Fitch Ratings has affirmed Thailand’s Long-Term Foreign-Currency Issuer Default Rating (IDR) at ‘BBB+’ with a Stable Outlook. The rating balances sustained external finance strengths and sound macroeconomic policy framework against weaker structural features compared to peers.
Key takeaways
- Fitch reaffirms Thailand’s ‘BBB+’ rating, citing strong external financials balanced by structural limitations, like lower income per capita and moderate governance scores.
- Fitch forecasts GDP growth acceleration to 3.1% in 2025, driven by tourism recovery and increased public spending, supported by an upwardly revised FY25 budget.
- Fitch expects public debt stabilization if fiscal plans are followed, but notes risks from potential additional stimulus and demographic challenges, alongside high but stable household debt levels.
The company highlighted a balance between Thailand’s external financial strengths and structural limitations.
Despite solid macroeconomic policies, the agency noted that Thailand faces challenges compared to peers in the same rating category, such as lower per capita income and moderate scores on the World Bank’s Governance Index.
Fitch projects that Thailand’s public debt will stabilize around the median levels of its peers after relative deterioration, conditional on the government’s adherence to fiscal consolidation plans following the fiscal year ending in September 2025 (FY25).
However, risks remain if the government implements further stimulus measures in the coming years, especially given demographic headwinds that present additional challenges.
Thailand’s growth prospects are optimistic, with Fitch forecasting GDP growth acceleration to 3.1% in 2025, driven by tourism recovery and increased public spending.

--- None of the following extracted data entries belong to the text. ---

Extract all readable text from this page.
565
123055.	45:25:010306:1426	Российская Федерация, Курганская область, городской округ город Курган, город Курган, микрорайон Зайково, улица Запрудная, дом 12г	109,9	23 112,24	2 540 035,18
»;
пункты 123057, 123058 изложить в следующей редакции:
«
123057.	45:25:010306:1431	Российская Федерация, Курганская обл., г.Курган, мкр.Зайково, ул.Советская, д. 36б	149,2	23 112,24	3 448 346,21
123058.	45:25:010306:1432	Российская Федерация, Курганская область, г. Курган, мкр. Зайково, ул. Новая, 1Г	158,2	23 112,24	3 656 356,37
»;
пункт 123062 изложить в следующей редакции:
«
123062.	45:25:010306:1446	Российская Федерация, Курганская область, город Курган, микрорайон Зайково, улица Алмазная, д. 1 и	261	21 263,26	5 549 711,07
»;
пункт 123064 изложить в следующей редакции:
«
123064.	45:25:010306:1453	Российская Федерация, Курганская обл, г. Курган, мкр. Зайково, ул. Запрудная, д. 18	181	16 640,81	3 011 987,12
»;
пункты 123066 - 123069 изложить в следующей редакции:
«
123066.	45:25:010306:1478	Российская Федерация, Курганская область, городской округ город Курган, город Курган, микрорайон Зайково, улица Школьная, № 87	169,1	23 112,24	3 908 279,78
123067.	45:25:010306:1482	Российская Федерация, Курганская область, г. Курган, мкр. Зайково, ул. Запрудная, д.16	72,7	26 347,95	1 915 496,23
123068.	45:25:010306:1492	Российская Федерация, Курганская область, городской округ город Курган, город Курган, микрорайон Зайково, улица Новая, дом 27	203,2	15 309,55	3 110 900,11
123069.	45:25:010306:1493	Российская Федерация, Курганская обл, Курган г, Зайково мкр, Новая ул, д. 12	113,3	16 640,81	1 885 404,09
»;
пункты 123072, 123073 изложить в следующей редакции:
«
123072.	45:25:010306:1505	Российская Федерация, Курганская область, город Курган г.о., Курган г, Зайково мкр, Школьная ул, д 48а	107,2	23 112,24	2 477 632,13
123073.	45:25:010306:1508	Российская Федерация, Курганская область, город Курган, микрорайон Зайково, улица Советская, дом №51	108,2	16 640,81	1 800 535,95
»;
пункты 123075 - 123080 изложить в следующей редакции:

The FY25 budget, revised upward, along with revived capital investment, supports this expectation. Still, uncertainties persist, including global demand, geopolitical tensions, and the impact of recent floods in northern Thailand, which a new government relief package could counter.
On the fiscal front, Fitch estimates the government deficit will rise to 4.5% of GDP in FY25, up from 3.8% in FY24, with the government expected to use available resources to stimulate the economy.
Total public debt (GGGD) is projected to reach 61.2% of GDP by the end of FY26, a moderate burden compared to the financing costs of other ‘BBB-rated countries.
Externally, Fitch highlights Thailand’s robust position, with a current account surplus estimated at 2.9% of GDP for 2025, supported by increased service income and healthy reserve levels.
While household debt remains high, dropping below 90% of GDP at the end of Q2 2024, Fitch maintains a neutral outlook on Thailand’s banking sector, supported by solid bank capital and liquidity.
In terms of governance, Thailand scores high in political stability and regulatory quality, although political volatility remains a challenge to investor confidence and policy continuity over the long term.